Could cap-and-trade create another economic bubble?

The American Clean Energy and Security Act, which squeaked through the House of Representatives by a vote of 219-212 last month and is set to be taken up by the Senate in September, proposes to create a huge new market for trading carbon emission permits and offsets. This system would create whole new classes of financial assets, which financial firms could securitize, derivatize, and speculate on.

Sound familiar? Many critics are pointing out that this new market for carbon derivatives could, without effective oversight, usher in another Wall Street free-for-all just like the one that precipitated the implosion of the global economy.

Writing in Mother Jones magazine, reporter Rachel Morris explains that this new market -- which is expected to become the world's largest derivatives market -- would be based on two instruments: carbon allowances, that is, permits granted by the government to companies, allowing them to emit greenhouses gases; and carbon offsets, which allow companies to emit in excess of their allowance, provided that they invest in a project that reduces emissions somewhere else, such as a reforestation initiative in the Amazon.

Additionally, carbon emitters and financial services firms would be allowed to trade in carbon derivatives -- think "offset futures" or "allowance swaps" -- creating a market that Ms. Morris calls "vast, complicated, and dauntingly difficult to monitor."

And prone to melting down, Ms. Morris warns. Just as the inability of homeowners to make good on their subprime mortgages ended up pulling the rug out from under the credit market, carbon offsets that are based on shaky greenhouse-gas mitigation projects could cause the carbon market to tank, with implications for the broader economy.

As a Friends of the Earth report titled "Subprime Carbon" notes, a lot things can go wrong with a carbon offset project. In addition to the usual risks faced by any project, independent verifiers could determine that a project isn't cutting the amount of carbon it claimed to cut. This is particularly worrisome because the system would allow sellers to promise to deliver carbon credits before the emissions reductions have been verified. The report warns:

A carbon bubble can also set the stage for the kinds of financial innovation (e.g. complex securitized products) that can unwittingly spread sub-prime carbon through the broader marketplace. When the bubble bursts, the collapse in carbon prices can have destabilizing consequences for compliance buyers (companies) and for the larger financial system.

Despite these risks (or perhaps because of them), a carbon derivatives market has the potential to generate huge profits. The US Commodity Futures Trading Commission estimates that the cap-and-trade market could grow to $2 trillion in five years.

A market this size means that Wall Street has a major stake in the cap-and-trade policy that emerges from Congress. The Center for Public Integrity noted in February that banks have been sending climate change lobbyists to Washington in earnest:

Wall Street banks like Goldman Sachs and JP Morgan Chase, insurance companies like AIG and private equity firms had virtually no reps on Capitol Hill working on global warming policy in 2003; by last year, they had about 130 climate lobbyists, the Center for Public Integrity’s analysis of Senate lobbying disclosure forms shows. About 20 additional lobbyists worked for firms and organizations wholly dedicated to carbon marketing last year.

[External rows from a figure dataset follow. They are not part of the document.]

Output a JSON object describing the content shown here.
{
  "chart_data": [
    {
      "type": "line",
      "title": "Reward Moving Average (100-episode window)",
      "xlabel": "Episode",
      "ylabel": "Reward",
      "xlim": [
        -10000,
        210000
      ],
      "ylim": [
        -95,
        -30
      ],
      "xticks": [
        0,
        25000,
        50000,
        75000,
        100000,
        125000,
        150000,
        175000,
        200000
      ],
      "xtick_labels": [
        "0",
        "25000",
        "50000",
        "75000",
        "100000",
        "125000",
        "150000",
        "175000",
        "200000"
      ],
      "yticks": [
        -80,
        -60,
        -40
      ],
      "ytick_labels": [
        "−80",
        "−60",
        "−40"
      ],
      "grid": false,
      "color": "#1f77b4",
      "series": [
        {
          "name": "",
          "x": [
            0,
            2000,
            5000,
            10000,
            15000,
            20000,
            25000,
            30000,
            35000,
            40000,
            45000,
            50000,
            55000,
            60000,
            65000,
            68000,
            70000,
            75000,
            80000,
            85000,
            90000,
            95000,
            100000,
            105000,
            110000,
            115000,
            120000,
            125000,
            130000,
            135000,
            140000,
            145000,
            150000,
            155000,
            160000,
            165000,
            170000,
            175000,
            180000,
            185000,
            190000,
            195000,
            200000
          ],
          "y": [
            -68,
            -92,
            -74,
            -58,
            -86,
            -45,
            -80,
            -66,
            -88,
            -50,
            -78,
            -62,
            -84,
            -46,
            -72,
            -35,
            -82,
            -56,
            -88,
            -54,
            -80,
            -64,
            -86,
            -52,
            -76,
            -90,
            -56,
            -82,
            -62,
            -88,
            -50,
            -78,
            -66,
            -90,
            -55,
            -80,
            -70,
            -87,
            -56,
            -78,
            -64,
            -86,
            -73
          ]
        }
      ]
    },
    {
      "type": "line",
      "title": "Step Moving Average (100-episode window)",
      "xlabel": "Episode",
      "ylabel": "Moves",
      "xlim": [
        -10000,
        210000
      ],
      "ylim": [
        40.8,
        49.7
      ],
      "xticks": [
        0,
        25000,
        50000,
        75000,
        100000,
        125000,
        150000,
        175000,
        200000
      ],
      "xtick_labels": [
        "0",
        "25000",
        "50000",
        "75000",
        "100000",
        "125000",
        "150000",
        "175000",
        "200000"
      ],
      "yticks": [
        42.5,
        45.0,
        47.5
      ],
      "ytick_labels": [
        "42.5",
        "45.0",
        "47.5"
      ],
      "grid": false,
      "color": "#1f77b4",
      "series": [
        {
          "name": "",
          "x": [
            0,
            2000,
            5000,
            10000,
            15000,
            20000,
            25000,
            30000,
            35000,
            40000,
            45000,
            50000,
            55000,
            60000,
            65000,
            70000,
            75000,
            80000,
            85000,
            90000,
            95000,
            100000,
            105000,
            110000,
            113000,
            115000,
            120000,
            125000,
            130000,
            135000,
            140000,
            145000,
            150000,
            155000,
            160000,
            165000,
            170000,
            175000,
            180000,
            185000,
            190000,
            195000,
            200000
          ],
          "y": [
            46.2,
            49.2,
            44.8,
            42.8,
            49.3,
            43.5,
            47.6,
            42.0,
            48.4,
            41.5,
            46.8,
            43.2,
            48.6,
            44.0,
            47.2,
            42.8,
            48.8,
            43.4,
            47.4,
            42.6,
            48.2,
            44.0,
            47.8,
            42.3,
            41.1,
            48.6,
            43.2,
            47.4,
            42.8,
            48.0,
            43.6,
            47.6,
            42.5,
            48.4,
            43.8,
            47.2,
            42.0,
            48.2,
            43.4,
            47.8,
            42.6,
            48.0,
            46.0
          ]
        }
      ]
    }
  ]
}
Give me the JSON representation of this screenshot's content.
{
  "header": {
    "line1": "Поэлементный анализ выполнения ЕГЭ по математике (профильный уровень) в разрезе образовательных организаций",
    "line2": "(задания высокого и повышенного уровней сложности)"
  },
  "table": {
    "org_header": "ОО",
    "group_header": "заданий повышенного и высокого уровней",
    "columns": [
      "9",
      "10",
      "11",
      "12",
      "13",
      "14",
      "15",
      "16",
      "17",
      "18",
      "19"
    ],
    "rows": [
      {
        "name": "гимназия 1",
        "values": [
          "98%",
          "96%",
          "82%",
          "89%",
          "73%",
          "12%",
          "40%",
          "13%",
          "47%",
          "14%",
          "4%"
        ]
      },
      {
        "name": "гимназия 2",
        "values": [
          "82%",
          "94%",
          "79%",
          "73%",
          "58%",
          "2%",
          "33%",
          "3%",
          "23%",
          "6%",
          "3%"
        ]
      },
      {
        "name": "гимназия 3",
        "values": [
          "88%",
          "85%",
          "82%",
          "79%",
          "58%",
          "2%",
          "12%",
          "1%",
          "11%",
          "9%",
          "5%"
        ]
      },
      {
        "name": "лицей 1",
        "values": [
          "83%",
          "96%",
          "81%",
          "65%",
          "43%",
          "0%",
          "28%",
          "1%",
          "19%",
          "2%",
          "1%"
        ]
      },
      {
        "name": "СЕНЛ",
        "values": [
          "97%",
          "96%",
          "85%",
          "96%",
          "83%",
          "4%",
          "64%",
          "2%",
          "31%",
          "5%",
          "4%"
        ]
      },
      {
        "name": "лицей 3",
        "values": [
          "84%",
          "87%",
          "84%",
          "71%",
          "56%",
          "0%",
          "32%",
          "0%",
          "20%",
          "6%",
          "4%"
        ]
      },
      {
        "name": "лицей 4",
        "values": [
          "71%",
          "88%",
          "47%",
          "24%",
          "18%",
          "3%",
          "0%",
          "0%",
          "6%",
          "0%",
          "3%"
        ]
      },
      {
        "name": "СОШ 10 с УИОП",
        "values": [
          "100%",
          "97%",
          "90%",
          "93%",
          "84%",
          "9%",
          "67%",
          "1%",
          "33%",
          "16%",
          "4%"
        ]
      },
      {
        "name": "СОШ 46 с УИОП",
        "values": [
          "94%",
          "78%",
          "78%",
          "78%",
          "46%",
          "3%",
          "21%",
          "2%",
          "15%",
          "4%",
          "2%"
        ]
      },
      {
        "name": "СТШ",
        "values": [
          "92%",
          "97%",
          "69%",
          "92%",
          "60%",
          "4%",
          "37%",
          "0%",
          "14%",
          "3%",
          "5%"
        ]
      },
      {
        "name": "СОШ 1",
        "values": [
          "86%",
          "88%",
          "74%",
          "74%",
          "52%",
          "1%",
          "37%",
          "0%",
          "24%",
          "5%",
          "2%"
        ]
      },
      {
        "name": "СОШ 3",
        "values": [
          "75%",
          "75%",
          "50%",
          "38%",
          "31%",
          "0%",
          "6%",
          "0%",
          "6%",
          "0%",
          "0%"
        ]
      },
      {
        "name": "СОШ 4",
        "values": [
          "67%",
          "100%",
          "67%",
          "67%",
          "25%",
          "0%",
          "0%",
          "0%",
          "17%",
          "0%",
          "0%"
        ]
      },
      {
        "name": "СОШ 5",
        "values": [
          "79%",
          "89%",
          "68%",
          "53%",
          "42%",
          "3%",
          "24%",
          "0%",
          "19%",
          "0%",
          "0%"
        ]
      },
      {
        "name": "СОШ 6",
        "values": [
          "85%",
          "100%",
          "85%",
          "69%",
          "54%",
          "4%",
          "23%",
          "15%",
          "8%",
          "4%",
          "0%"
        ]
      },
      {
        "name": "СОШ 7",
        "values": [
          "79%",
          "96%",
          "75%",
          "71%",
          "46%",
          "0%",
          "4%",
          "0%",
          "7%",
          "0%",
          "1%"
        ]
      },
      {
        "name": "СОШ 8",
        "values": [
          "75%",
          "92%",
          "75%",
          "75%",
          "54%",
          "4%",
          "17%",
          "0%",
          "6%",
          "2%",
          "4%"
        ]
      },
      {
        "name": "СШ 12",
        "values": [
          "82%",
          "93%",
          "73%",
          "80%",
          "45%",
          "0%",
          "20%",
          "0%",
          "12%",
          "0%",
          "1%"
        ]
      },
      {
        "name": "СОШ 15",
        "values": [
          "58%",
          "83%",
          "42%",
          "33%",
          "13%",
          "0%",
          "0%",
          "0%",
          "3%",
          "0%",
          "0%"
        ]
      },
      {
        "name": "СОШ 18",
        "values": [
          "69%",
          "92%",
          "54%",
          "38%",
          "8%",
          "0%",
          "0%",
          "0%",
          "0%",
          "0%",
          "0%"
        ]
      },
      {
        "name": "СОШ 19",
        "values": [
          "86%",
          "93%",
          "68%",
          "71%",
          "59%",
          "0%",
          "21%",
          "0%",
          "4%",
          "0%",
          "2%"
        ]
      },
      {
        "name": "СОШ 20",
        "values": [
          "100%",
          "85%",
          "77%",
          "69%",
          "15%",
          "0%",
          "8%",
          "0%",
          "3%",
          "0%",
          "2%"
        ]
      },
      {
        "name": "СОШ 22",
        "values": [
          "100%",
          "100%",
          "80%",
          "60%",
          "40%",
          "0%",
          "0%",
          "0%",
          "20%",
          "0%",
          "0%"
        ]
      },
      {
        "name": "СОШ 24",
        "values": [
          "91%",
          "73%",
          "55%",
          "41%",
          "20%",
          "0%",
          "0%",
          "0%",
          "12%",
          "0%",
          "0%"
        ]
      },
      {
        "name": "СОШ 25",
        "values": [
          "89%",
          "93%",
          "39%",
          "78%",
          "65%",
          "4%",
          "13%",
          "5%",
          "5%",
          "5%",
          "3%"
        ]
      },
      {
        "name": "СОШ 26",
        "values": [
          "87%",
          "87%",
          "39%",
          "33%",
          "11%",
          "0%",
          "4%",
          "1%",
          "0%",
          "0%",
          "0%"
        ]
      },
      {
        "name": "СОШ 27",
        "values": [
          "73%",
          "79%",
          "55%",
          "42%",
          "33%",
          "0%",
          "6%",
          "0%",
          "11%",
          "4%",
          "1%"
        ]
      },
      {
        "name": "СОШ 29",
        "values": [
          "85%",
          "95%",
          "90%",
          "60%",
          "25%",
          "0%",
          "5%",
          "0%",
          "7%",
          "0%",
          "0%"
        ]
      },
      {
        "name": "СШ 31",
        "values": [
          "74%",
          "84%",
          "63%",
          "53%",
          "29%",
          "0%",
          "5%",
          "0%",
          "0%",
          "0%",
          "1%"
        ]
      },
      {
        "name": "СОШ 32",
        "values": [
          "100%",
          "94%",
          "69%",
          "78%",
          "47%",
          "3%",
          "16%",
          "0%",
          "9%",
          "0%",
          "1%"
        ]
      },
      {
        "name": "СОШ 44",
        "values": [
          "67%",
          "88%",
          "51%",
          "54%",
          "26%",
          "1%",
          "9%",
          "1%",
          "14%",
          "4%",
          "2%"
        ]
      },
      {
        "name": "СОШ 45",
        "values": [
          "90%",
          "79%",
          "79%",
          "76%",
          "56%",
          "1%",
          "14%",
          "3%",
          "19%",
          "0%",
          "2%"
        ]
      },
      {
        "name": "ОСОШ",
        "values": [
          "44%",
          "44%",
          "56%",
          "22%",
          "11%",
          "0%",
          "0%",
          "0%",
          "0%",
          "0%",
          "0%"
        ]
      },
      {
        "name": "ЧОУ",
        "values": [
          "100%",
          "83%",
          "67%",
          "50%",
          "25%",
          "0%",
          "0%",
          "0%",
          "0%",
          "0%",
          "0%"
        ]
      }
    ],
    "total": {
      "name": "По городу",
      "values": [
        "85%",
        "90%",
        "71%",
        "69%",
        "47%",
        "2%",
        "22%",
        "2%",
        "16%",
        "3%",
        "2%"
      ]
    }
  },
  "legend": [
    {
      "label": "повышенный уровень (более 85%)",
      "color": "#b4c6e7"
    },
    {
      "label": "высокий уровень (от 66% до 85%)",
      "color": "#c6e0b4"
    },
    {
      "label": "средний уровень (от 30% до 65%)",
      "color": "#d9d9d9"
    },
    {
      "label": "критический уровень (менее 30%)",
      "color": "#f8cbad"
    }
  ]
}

Writing in AlterNet, Teryn Norris, a Project Director at the Breakthrough Institute warns that this climate "super-lobby" could act to derail any meaningful emissions cuts. Mr. Norris writes:

The policy demands of these financial firms may vary, but most will push for weaker regulatory standards on carbon markets, larger volumes of carbon offset authorization, and provisions to increase the volatility of carbon prices, all of which would hinder progress on reducing U.S. emissions.

In particular, Norris warns that financial firms will call for emissions permits to be traded "over the counter," that is, without a third party monitoring the risk. Over-the-counter trades came under attention last year when one type of this trade, the credit default swap, helped sink Lehman Bros. and Bear Stearns.

Despite these potential pitfalls, many environmentalists are optimistic about the ability of a cap-and-trade system to curb greenhouse gas emissions. After all, it's worked once before. As the Environmental Defense Fund points out, such a program was hugely successful in limiting emissions of sulfur dioxide in the 1990s, at a cost far less than originally projected. As EDF argues, "Markets provide greater environmental effectiveness than command-and-control regulation because they turn pollution reductions into marketable assets. In doing so, this system creates tangible financial rewards for environmental performance."

But limiting sulfur dioxide, which is emitted only in large quantities by power plants, is a far more straightforward task than limiting carbon dioxide, which is emitted by just about everything. As we watch the Senate take up the climate bill in September, we would do well to ask ourselves if we are building another market that is too complex for anyone to understand.